Imagine shutting off your engine at every red light or stop sign, then turning on the ignition when the light turns green. Chevrolet is betting on a fuel-saving technology that does that automatically.
Stop-start technology, which will be standard on the 2014 Chevy Malibu, is expected to improve the midsize sedan’s fuel economy by at least 5 percent in city driving. The system is called start-stop, stop-start or auto start-stop by various automakers who have tested it. Vehicles with start-stop have won over hybrid owners, but proven unpopular with the drivers of some other vehicles.
“The whole auto industry is moving to start-stop to improve fuel economy,” said Dave Sargent, vice president of J.D. Power’s automotive research group, which measures customer satisfaction. “General Motors is to be commended. There’s some risk, so they must have great confidence in the system.”
The 2014 Chevrolet Malibu midsize sedan will be the first high-volume, gasoline-engine vehicle sold in the U.S. to make the system standard equipment on its base model, and the first non-hybrid without an off switch for owners who don’t like it. Start-stop shuts the engine off when the car is idling in traffic or at a stop sign or light.
“Stop-start provides a big opportunity to improve a vehicle’s fuel economy in city driving,” said Dave Sowers, marketing manager for Chrysler’s Ram pickups.
The engine restarts quickly – ideally, imperceptibly – when the driver lifts off the brake and is ready to move again. Customer-satisfaction problems arise when the systems feel rough or don’t restart quickly enough.
“We’re hearing quite a few complaints” from customers of luxury automakers that already offer the feature, said Jack Nerad, KBB.com executive market analyst. “They want to turn it off.”
GM spent a lot of time developing the Malibu’s system. Expect it to spend a lot more explaining what it’s doing and how it saves money when the 2014 Malibu goes on sale this fall.
The Malibu’s stop-start consists mainly of a beefed-up starter and a small auxiliary battery in the trunk. The extra battery is there so drivers won’t notice a momentary dimming of lights or slowing of the air-conditioning fan when the engine stops and starts.
The Malibu uses the same electronic controls as several hybrids GM already builds. Those vehicles are widely considered industry leaders for smooth, unobtrusive operation. Among other things, the system is programmed so it doesn’t keep cycling on and off in stop-and-go driving in heavy traffic. It also measures the inside and outside temperatures to keep the passenger compartment comfortable.

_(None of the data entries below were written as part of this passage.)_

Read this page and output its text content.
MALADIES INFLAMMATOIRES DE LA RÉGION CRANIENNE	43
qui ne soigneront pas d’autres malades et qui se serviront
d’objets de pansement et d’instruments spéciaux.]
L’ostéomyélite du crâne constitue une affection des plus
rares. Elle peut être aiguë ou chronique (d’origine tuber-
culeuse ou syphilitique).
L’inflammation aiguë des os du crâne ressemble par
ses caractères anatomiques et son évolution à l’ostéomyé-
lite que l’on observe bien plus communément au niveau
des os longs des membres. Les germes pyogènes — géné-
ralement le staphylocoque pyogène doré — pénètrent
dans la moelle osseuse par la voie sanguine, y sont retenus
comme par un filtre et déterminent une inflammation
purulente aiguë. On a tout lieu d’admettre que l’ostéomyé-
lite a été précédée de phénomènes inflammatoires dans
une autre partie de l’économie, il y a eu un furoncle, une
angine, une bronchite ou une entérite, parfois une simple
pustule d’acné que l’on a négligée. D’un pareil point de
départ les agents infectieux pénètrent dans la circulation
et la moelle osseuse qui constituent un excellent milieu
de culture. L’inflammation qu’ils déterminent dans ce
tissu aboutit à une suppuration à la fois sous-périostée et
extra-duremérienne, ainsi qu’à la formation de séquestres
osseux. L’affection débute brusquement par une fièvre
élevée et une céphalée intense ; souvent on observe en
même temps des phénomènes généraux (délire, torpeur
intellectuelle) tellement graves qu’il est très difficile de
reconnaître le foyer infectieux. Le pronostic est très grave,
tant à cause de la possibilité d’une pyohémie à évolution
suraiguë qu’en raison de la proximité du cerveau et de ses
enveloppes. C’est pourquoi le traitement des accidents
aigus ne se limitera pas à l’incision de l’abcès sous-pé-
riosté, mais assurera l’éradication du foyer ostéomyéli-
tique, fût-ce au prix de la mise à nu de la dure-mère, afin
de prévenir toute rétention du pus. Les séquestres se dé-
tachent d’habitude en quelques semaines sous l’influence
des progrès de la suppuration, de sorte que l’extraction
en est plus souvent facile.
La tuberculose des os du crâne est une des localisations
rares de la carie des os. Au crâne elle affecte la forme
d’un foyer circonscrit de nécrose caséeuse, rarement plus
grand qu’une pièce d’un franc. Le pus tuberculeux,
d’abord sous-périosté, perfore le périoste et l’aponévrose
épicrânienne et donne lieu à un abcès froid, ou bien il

“There’s no sacrifice in drivability,” promised Todd Pawlik, chief engineer of the Chevrolet Malibu and Impala. “The key is doing what the customer wants.”
About 45 percent of vehicles built in Europe already have start-stop, but customers there are more forgiving of rough starts because fuel is much more expensive and more people drive cars with manual transmissions, which aren’t as smooth as the automatic transmissions that dominate American car sales. BMW did fine with the system in Europe, but has received fierce criticism since it started offering the system in the U.S. a couple of years ago.
“This feature is very different from what Americans are used to,” said Stephanie Brinley, an analyst with IHS Automotive. “Once they understand it, drivers will probably accept it.”
Ford and Chrysler have tested the waters with optional start-stop systems on the Fusion sedan and Ram 1500 pickup, respectively. Both of those vehicles provide an off switch for customers who don’t like it, as do luxury start-stop models from BMW, Porsche and others.
“We have a strong focus on the technology,” said Raj Nair, Ford chief of global product development. “We’ve had good feedback from customers.”
IHS Automotive predicts more than 20 percent of vehicles built in North America will have the system by 2017, more than four times today’s level.
GM hopes it’ll be recognized as a technology and fuel-economy innovator for leading that bandwagon. If customers don’t like GM’s version of start-stop, it’ll be a black eye for the Malibu and a misstep that could set the technology back throughout the whole industry.